Worktopia: Perspectives of a Job Readiness Program for Individuals with Autism Spectrum Disorder

Saturday, May 13, 2017: 12:00 PM-1:40 PM
Golden Gate Ballroom (Marriott Marquis Hotel)
D. B. Nicholas1, W. Mitchell2, M. Clarke3 and C. Dudley4, (1)University of Calgary, Edmonton, AB, Canada, (2)The Ability Hub, Calgary, AB, CANADA, (3)Sinneave Family Foundation, Calgary, AB, CANADA, (4)Sinneave Family Foundation, Calgary, AB, Canada
Background: Employment opportunity for youth and adults living with Autism Spectrum Disorder (ASD) is unacceptably low. Without the opportunity to enter the work force individuals with ASD may be at greater risk for poverty and isolation. This issue calls for attention to developing capacity and improving opportunity for employment among persons with ASD. Worktopia is a new, nationally funded project in Canada designed to improve the employment futures of youth and young adults with ASD, ages 15 -29 as they transition from high school into independent living. Worktopia is an initiative that offers programs to enhance employment readiness at different ages and for varying levels of ability levels. Worktopia includes Employment Works Canada (EWC) and Community Works Canada (CWC). These programs are delivered by 13 different community agencies across 5 regions of Canada. These agencies are contracted to implement and evaluate these pre-employment training programs.

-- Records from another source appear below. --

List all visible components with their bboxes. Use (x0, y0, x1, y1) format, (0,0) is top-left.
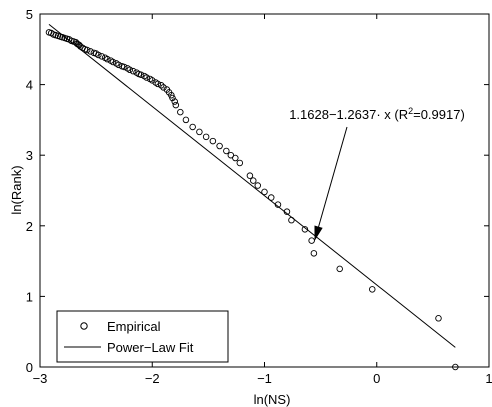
empirical-point (267, 194, 275, 201)
legend-label-power-law-fit: Power−Law Fit (107, 340, 194, 355)
x-tick-label: 0 (373, 371, 380, 386)
y-tick-label: 2 (26, 219, 33, 234)
empirical-point (336, 265, 343, 273)
empirical-point (137, 71, 145, 78)
fit-equation-annotation: 1.1628−1.2637· x (R2=0.9917) (289, 106, 465, 122)
y-tick-label: 1 (26, 289, 33, 304)
legend-box (56, 310, 229, 363)
empirical-point (182, 116, 190, 124)
empirical-point (168, 91, 175, 99)
empirical-point (104, 55, 111, 63)
empirical-point (283, 208, 291, 215)
x-tick-label: −1 (257, 371, 272, 386)
empirical-point (261, 188, 268, 196)
x-tick-label: −3 (33, 371, 48, 386)
x-axis-label: ln(NS) (254, 392, 291, 407)
empirical-point (435, 315, 442, 322)
empirical-point (310, 250, 318, 257)
empirical-point (143, 74, 150, 81)
empirical-point (227, 151, 235, 159)
empirical-point (301, 226, 309, 233)
annotation-arrow-shaft (314, 126, 348, 240)
legend-label-empirical: Empirical (107, 319, 161, 334)
empirical-point (109, 58, 117, 66)
empirical-point (246, 172, 254, 179)
empirical-point (216, 142, 223, 150)
empirical-point (369, 286, 376, 293)
empirical-point (202, 133, 210, 141)
empirical-point (120, 63, 128, 71)
empirical-point (74, 41, 82, 48)
empirical-point (308, 237, 315, 244)
plot-frame (39, 13, 490, 368)
y-tick-label: 4 (26, 78, 33, 93)
empirical-point (169, 94, 176, 102)
empirical-point (154, 80, 162, 88)
empirical-point (126, 66, 134, 74)
x-tick-label: 1 (485, 371, 492, 386)
empirical-point (452, 363, 459, 371)
empirical-point (254, 182, 262, 189)
fit-line-layer (48, 24, 456, 348)
empirical-point (223, 147, 230, 155)
empirical-point (189, 123, 196, 131)
empirical-point (236, 159, 244, 167)
empirical-point (148, 77, 156, 84)
empirical-point (83, 46, 91, 54)
empirical-point (98, 53, 105, 60)
y-axis-label: ln(Rank) (9, 165, 24, 214)
x-tick-label: −2 (145, 371, 160, 386)
empirical-point (171, 98, 178, 105)
annotation-arrow-head (314, 225, 323, 241)
legend-marker-empirical (80, 322, 88, 330)
y-tick-label: 0 (26, 360, 33, 375)
empirical-point (209, 137, 217, 145)
power-law-fit-line (48, 24, 456, 348)
y-tick-label: 3 (26, 148, 33, 163)
y-tick-label: 5 (26, 7, 33, 22)
empirical-point (160, 84, 167, 91)
empirical-point (87, 48, 94, 55)
empirical-point (177, 108, 184, 116)
empirical-point (115, 61, 122, 69)
empirical-point (196, 128, 203, 136)
empirical-point (129, 67, 137, 75)
empirical-point (274, 201, 282, 208)
empirical-point (288, 216, 295, 224)
empirical-point (250, 177, 257, 184)
legend: Empirical Power−Law Fit (56, 310, 229, 363)
empirical-point (232, 154, 239, 162)
annotation-layer: 1.1628−1.2637· x (R2=0.9917) (289, 106, 465, 241)
empirical-point (172, 101, 180, 109)
empirical-point (95, 51, 102, 59)
ticks-layer: −3 −2 −1 0 1 0 1 2 3 4 5 (26, 7, 492, 386)
scatter-points-layer (45, 29, 459, 371)
empirical-point (157, 82, 165, 89)
plot-area (39, 13, 490, 368)
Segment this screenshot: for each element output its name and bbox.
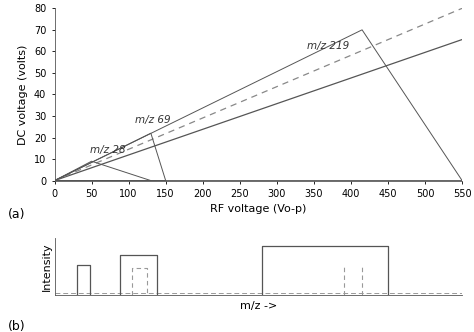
Text: (a): (a) [8,208,25,221]
Text: m/z 28: m/z 28 [90,145,126,155]
X-axis label: RF voltage (Vo-p): RF voltage (Vo-p) [210,205,307,214]
Text: m/z 219: m/z 219 [307,42,349,51]
Y-axis label: DC voltage (volts): DC voltage (volts) [18,44,28,145]
Y-axis label: Intensity: Intensity [42,242,52,291]
X-axis label: m/z ->: m/z -> [240,301,277,311]
Text: (b): (b) [8,320,25,332]
Text: m/z 69: m/z 69 [135,115,170,124]
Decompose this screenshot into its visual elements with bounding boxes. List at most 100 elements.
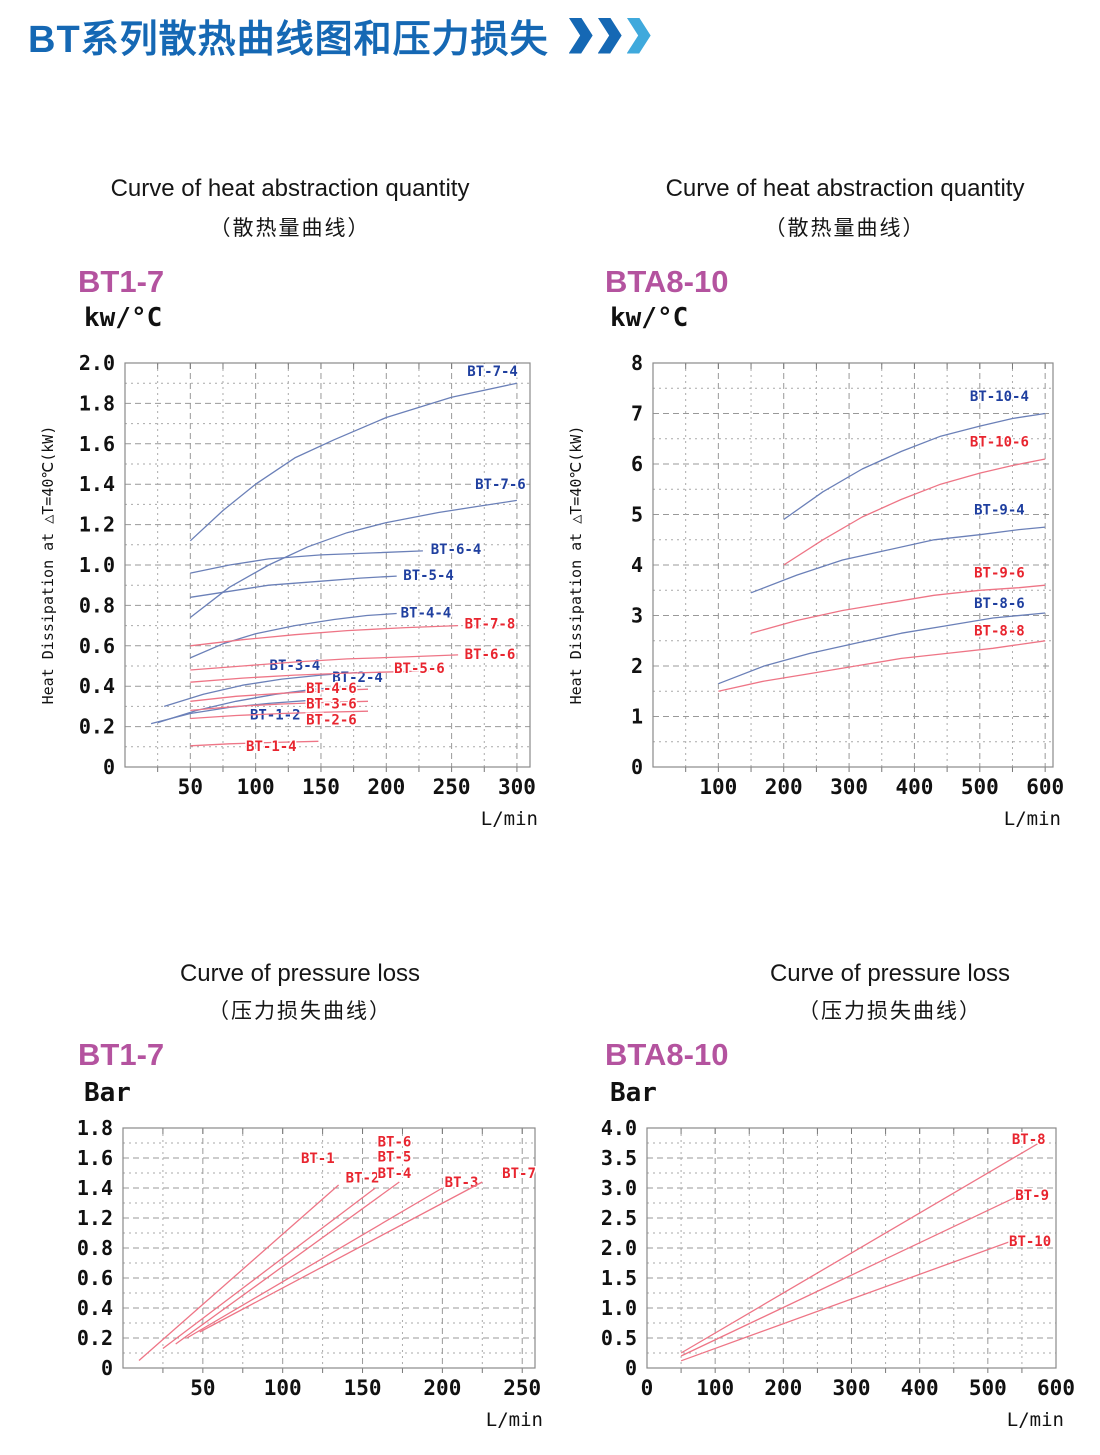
model-range-label: BT1-7: [78, 1037, 165, 1072]
model-range-label: BTA8-10: [605, 1037, 729, 1072]
y-tick-label: 1.2: [79, 513, 115, 537]
x-tick-label: 200: [765, 775, 803, 799]
y-tick-label: 3: [631, 604, 643, 628]
curve-label-BT-8-6: BT-8-6: [974, 596, 1025, 612]
x-tick-label: 100: [264, 1376, 302, 1400]
y-unit-label: Bar: [84, 1078, 131, 1108]
curve-label-BT-4-6: BT-4-6: [306, 681, 357, 697]
chart-title-en: Curve of pressure loss: [769, 960, 1011, 987]
x-tick-label: 100: [237, 775, 275, 799]
curve-label-BT-10-6: BT-10-6: [970, 434, 1029, 450]
curve-BT-8-8: [718, 640, 1046, 692]
curve-BT-4-4: [190, 612, 397, 659]
y-tick-label: 0.2: [77, 1326, 113, 1350]
curve-BT-7-8: [190, 624, 459, 647]
y-unit-label: Bar: [610, 1078, 657, 1108]
curve-BT-7: [199, 1181, 483, 1333]
curve-label-BT-7-6: BT-7-6: [475, 477, 526, 493]
curve-BT-7-6: [189, 499, 517, 619]
chart-title-en: Curve of pressure loss: [179, 960, 421, 987]
y-tick-label: 2.0: [601, 1236, 637, 1260]
chart-2: 1.8 1.6 1.4 1.2 0.8 0.6 0.4 0.2 0 50 100 150 200 250 L…: [77, 1116, 543, 1431]
chart-title-en: Curve of heat abstraction quantity: [110, 175, 470, 202]
y-tick-label: 1.6: [79, 432, 115, 456]
x-tick-label: 300: [830, 775, 868, 799]
curve-BT-6-6: [190, 654, 459, 671]
chart-1: 8 7 6 5 4 3 2 1 0 100 200 300 400 500 600 L/min Heat Dis…: [567, 351, 1064, 830]
y-tick-label: 6: [631, 452, 643, 476]
curve-label-BT-5-4: BT-5-4: [403, 568, 454, 584]
x-unit-label: L/min: [1007, 1409, 1064, 1431]
plot-border: [122, 1127, 536, 1369]
y-tick-label: 3.0: [601, 1176, 637, 1200]
curve-BT-4: [175, 1181, 400, 1345]
curve-label-BT-10: BT-10: [1009, 1234, 1051, 1250]
curve-label-BT-1: BT-1: [301, 1151, 335, 1167]
curve-label-BT-10-4: BT-10-4: [970, 389, 1029, 405]
y-tick-label: 4: [631, 553, 643, 577]
curve-BT-1: [138, 1184, 340, 1361]
x-tick-label: 200: [367, 775, 405, 799]
x-tick-label: 600: [1037, 1376, 1075, 1400]
y-tick-label: 1.2: [77, 1206, 113, 1230]
y-tick-label: 0.8: [79, 593, 115, 617]
curve-label-BT-6-6: BT-6-6: [465, 647, 516, 663]
curve-BT-2-6: [190, 710, 369, 720]
curve-BT-3: [186, 1187, 443, 1339]
curve-BT-8-6: [718, 612, 1046, 685]
y-tick-label: 1.8: [79, 391, 115, 415]
x-tick-label: 400: [895, 775, 933, 799]
y-tick-label: 1.5: [601, 1266, 637, 1290]
x-unit-label: L/min: [1004, 808, 1061, 830]
curve-label-BT-2: BT-2: [346, 1171, 380, 1187]
plot-border: [652, 362, 1054, 768]
chart-title-zh: （散热量曲线）: [209, 216, 371, 240]
curve-label-BT-3-6: BT-3-6: [306, 696, 357, 712]
x-tick-label: 200: [764, 1376, 802, 1400]
curve-BT-3-6: [190, 700, 369, 712]
x-tick-label: 250: [433, 775, 471, 799]
model-range-label: BT1-7: [78, 264, 165, 299]
curve-label-BT-5: BT-5: [378, 1150, 412, 1166]
x-tick-label: 50: [190, 1376, 215, 1400]
y-axis-title: Heat Dissipation at △T=40℃(kW): [39, 426, 57, 705]
y-tick-label: 0.5: [601, 1326, 637, 1350]
x-unit-label: L/min: [481, 808, 538, 830]
chart-title-en: Curve of heat abstraction quantity: [665, 175, 1025, 202]
curve-BT-2-4: [157, 685, 358, 724]
page-header: BT系列散热曲线图和压力损失: [28, 8, 651, 63]
y-unit-label: kw/°C: [84, 303, 163, 333]
curve-BT-1-4: [190, 740, 319, 747]
x-tick-label: 150: [344, 1376, 382, 1400]
y-tick-label: 0: [631, 755, 643, 779]
x-tick-label: 200: [423, 1376, 461, 1400]
y-tick-label: 1.6: [77, 1146, 113, 1170]
curve-label-BT-9: BT-9: [1015, 1188, 1049, 1204]
y-tick-label: 0: [625, 1356, 637, 1380]
chart-title-zh: （散热量曲线）: [764, 216, 926, 240]
x-tick-label: 400: [901, 1376, 939, 1400]
y-tick-label: 0.4: [77, 1296, 113, 1320]
curve-label-BT-6: BT-6: [378, 1135, 412, 1151]
curve-BT-5-4: [190, 575, 397, 598]
curve-label-BT-1-4: BT-1-4: [246, 739, 297, 755]
chevrons-icon: [568, 17, 651, 54]
x-tick-label: 250: [503, 1376, 541, 1400]
curve-label-BT-1-2: BT-1-2: [250, 707, 301, 723]
y-tick-label: 1.8: [77, 1116, 113, 1140]
chart-title-zh: （压力损失曲线）: [798, 999, 982, 1023]
curve-BT-8: [680, 1142, 1040, 1354]
curve-BT-9-4: [750, 526, 1046, 594]
x-tick-label: 600: [1026, 775, 1064, 799]
x-tick-label: 300: [833, 1376, 871, 1400]
plot-border: [124, 362, 531, 768]
y-tick-label: 0.6: [79, 634, 115, 658]
x-tick-label: 100: [699, 775, 737, 799]
curve-label-BT-9-6: BT-9-6: [974, 566, 1025, 582]
chart-0: 2.0 1.8 1.6 1.4 1.2 1.0 0.8 0.6 0.4 0.2 0 50 100 150 2…: [39, 351, 538, 830]
curve-BT-4-6: [190, 688, 369, 702]
y-tick-label: 1: [631, 705, 643, 729]
curve-label-BT-2-6: BT-2-6: [306, 713, 357, 729]
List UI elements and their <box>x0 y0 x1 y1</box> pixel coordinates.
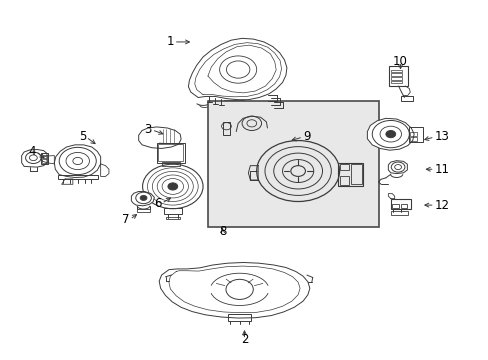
Polygon shape <box>387 161 407 174</box>
Polygon shape <box>366 118 413 150</box>
Polygon shape <box>21 149 47 167</box>
Bar <box>157 143 184 163</box>
Text: 2: 2 <box>240 333 248 346</box>
Bar <box>158 144 182 161</box>
Bar <box>41 155 47 158</box>
Text: 7: 7 <box>122 213 130 226</box>
Bar <box>222 122 230 135</box>
Bar <box>163 208 181 215</box>
Polygon shape <box>139 127 181 148</box>
Text: 3: 3 <box>144 123 152 136</box>
Bar <box>41 153 48 163</box>
Polygon shape <box>159 262 309 318</box>
Bar <box>388 66 407 86</box>
Bar <box>58 175 98 179</box>
Bar <box>161 162 180 166</box>
Bar <box>207 101 378 226</box>
Bar <box>224 100 243 106</box>
Bar <box>339 176 348 185</box>
Bar <box>350 164 361 184</box>
Bar <box>390 211 407 215</box>
Bar <box>409 132 416 136</box>
Bar <box>339 164 348 170</box>
Bar <box>390 70 401 72</box>
Bar <box>408 127 422 142</box>
Text: 11: 11 <box>434 163 449 176</box>
Bar <box>390 73 401 76</box>
Bar <box>228 314 250 321</box>
Text: 9: 9 <box>303 130 310 144</box>
Bar <box>400 96 412 101</box>
Circle shape <box>385 131 395 138</box>
Bar <box>225 105 241 108</box>
Bar <box>165 217 180 220</box>
Polygon shape <box>54 145 101 177</box>
Text: 10: 10 <box>392 55 407 68</box>
Bar <box>41 159 47 163</box>
Polygon shape <box>131 192 154 206</box>
Circle shape <box>140 195 147 201</box>
Bar <box>137 209 150 212</box>
Text: 4: 4 <box>28 145 36 158</box>
Text: 5: 5 <box>79 130 86 144</box>
Bar <box>409 137 416 141</box>
Text: 12: 12 <box>434 199 449 212</box>
Text: 6: 6 <box>154 197 161 210</box>
Text: 8: 8 <box>219 225 226 238</box>
Text: 13: 13 <box>434 130 448 144</box>
Bar <box>391 204 398 208</box>
Bar <box>337 163 363 186</box>
Bar <box>390 77 401 80</box>
Circle shape <box>167 183 177 190</box>
Text: 1: 1 <box>166 35 173 49</box>
Bar <box>390 199 410 209</box>
Bar <box>390 81 401 83</box>
Bar <box>400 204 407 208</box>
Polygon shape <box>188 39 286 100</box>
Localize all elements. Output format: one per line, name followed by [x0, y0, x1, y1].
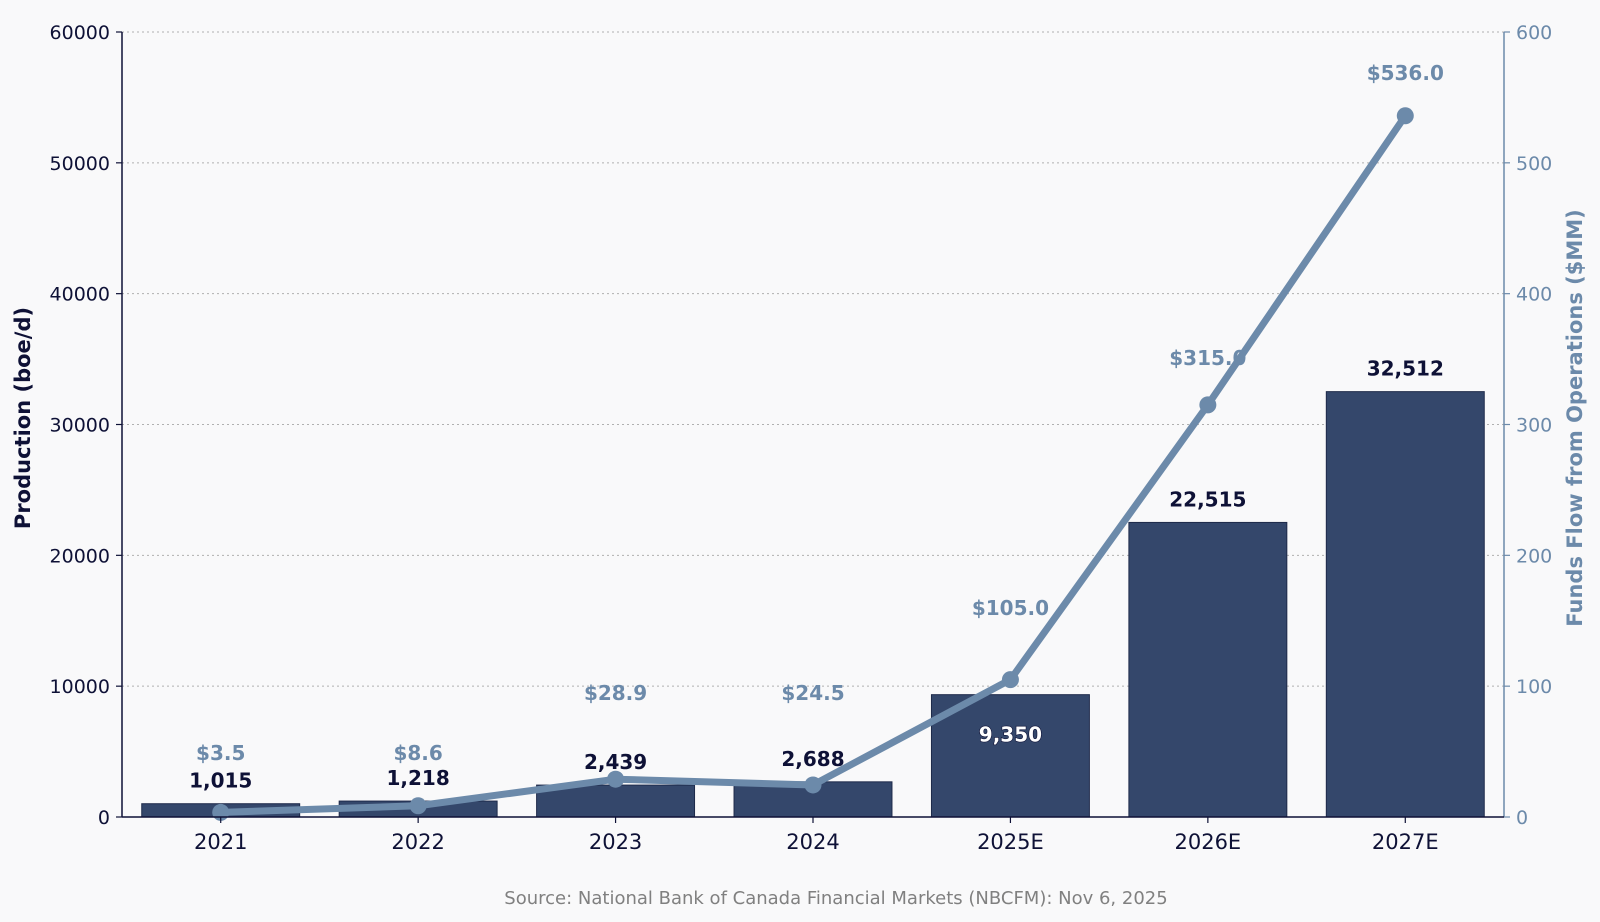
line-value-label: $24.5: [781, 681, 844, 705]
bar-value-label: 2,688: [781, 747, 844, 771]
line-marker: [1396, 107, 1414, 125]
left-axis-title: Production (boe/d): [11, 307, 35, 529]
source-note: Source: National Bank of Canada Financia…: [504, 888, 1167, 909]
right-axis-tick-label: 500: [1516, 153, 1552, 175]
bar: [536, 784, 696, 818]
line-value-label: $105.0: [972, 596, 1049, 620]
left-axis-tick-label: 0: [98, 807, 110, 829]
line-marker: [804, 776, 822, 794]
bar-value-label: 22,515: [1169, 487, 1246, 511]
x-axis-tick-label: 2026E: [1174, 830, 1241, 854]
data-labels: 1,015 1,218 2,439 2,688 9,350 22,515 32,512 $3.…: [189, 61, 1444, 793]
x-axis-tick-label: 2021: [194, 830, 247, 854]
left-axis-tick-label: 20000: [50, 545, 110, 567]
line-series: [212, 107, 1414, 821]
line-marker: [1001, 671, 1019, 689]
right-axis-tick-label: 300: [1516, 415, 1552, 437]
x-axis-tick-label: 2024: [786, 830, 839, 854]
left-axis-tick-label: 50000: [50, 153, 110, 175]
line-marker: [607, 770, 625, 788]
bar-value-label: 1,218: [387, 766, 450, 790]
bar: [1325, 391, 1485, 818]
x-axis-tick-label: 2023: [589, 830, 642, 854]
right-axis-tick-label: 400: [1516, 284, 1552, 306]
bar-value-label: 9,350: [979, 723, 1042, 747]
left-axis-tick-label: 10000: [50, 676, 110, 698]
line-value-label: $536.0: [1367, 61, 1444, 85]
line-value-label: $8.6: [393, 741, 442, 765]
bar-value-label: 32,512: [1367, 357, 1444, 381]
left-axis-tick-label: 40000: [50, 284, 110, 306]
bar: [930, 694, 1090, 818]
x-axis-tick-label: 2027E: [1372, 830, 1439, 854]
right-axis-tick-label: 200: [1516, 545, 1552, 567]
line-value-label: $315.0: [1169, 346, 1246, 370]
right-axis-title: Funds Flow from Operations ($MM): [1563, 209, 1587, 627]
left-axis-tick-label: 30000: [50, 415, 110, 437]
right-axis-tick-label: 100: [1516, 676, 1552, 698]
bar-value-label: 2,439: [584, 750, 647, 774]
bar-series: [141, 391, 1485, 818]
line-value-label: $28.9: [584, 681, 647, 705]
line-value-label: $3.5: [196, 741, 245, 765]
right-axis-tick-label: 0: [1516, 807, 1528, 829]
bar: [1128, 521, 1288, 818]
axes: 0 10000 20000 30000 40000 50000 60000 0 100 200 30…: [50, 22, 1553, 854]
left-axis-tick-label: 60000: [50, 22, 110, 44]
x-axis-tick-label: 2022: [391, 830, 444, 854]
line-marker: [1199, 396, 1217, 414]
right-axis-tick-label: 600: [1516, 22, 1552, 44]
bar-value-label: 1,015: [189, 769, 252, 793]
x-axis-tick-label: 2025E: [977, 830, 1044, 854]
grid: [122, 31, 1504, 687]
line-marker: [409, 797, 427, 815]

Objectives: To illuminate aspects of the EWC and CWC programs that promote work readiness; to identify program outcomes including benefits and barriers to participants and families.

Methods: Utilizing a grounded theory approach, qualitative interviews were conducted with a sample of participants with ASD and parents from both EWC and CWC programs across Canada. Findings from the interviews will be presented.

Results: Participants highlight the importance of continuity in relationships between support persons (e.g. program facilitators) and individuals with ASD. Key qualities of support included workers who built relational ‘bridges’, used humour, demonstrated respect, had previous experience with ASD, and were approachable. Parents also highlighted the importance of ongoing relational ‘bridges’. Central teaching approaches embedded in adult learning principles such as structured learning, video modeling, and role play were found to enhance employment readiness. Challenges to program participation were transportation to the varied work sites and scheduling for persons with ASD in combination with their other life commitments (e.g. medical appointments). Successful outcomes included increased self-confidence, improved self-recognition, feeling part of the community and lowered fear of social interactions.

Conclusions: The experiences of participants and parents in the Worktopia employment program give direction for service providers and researches who are creating programs to enhance skills and increase work readiness for persons with ASD.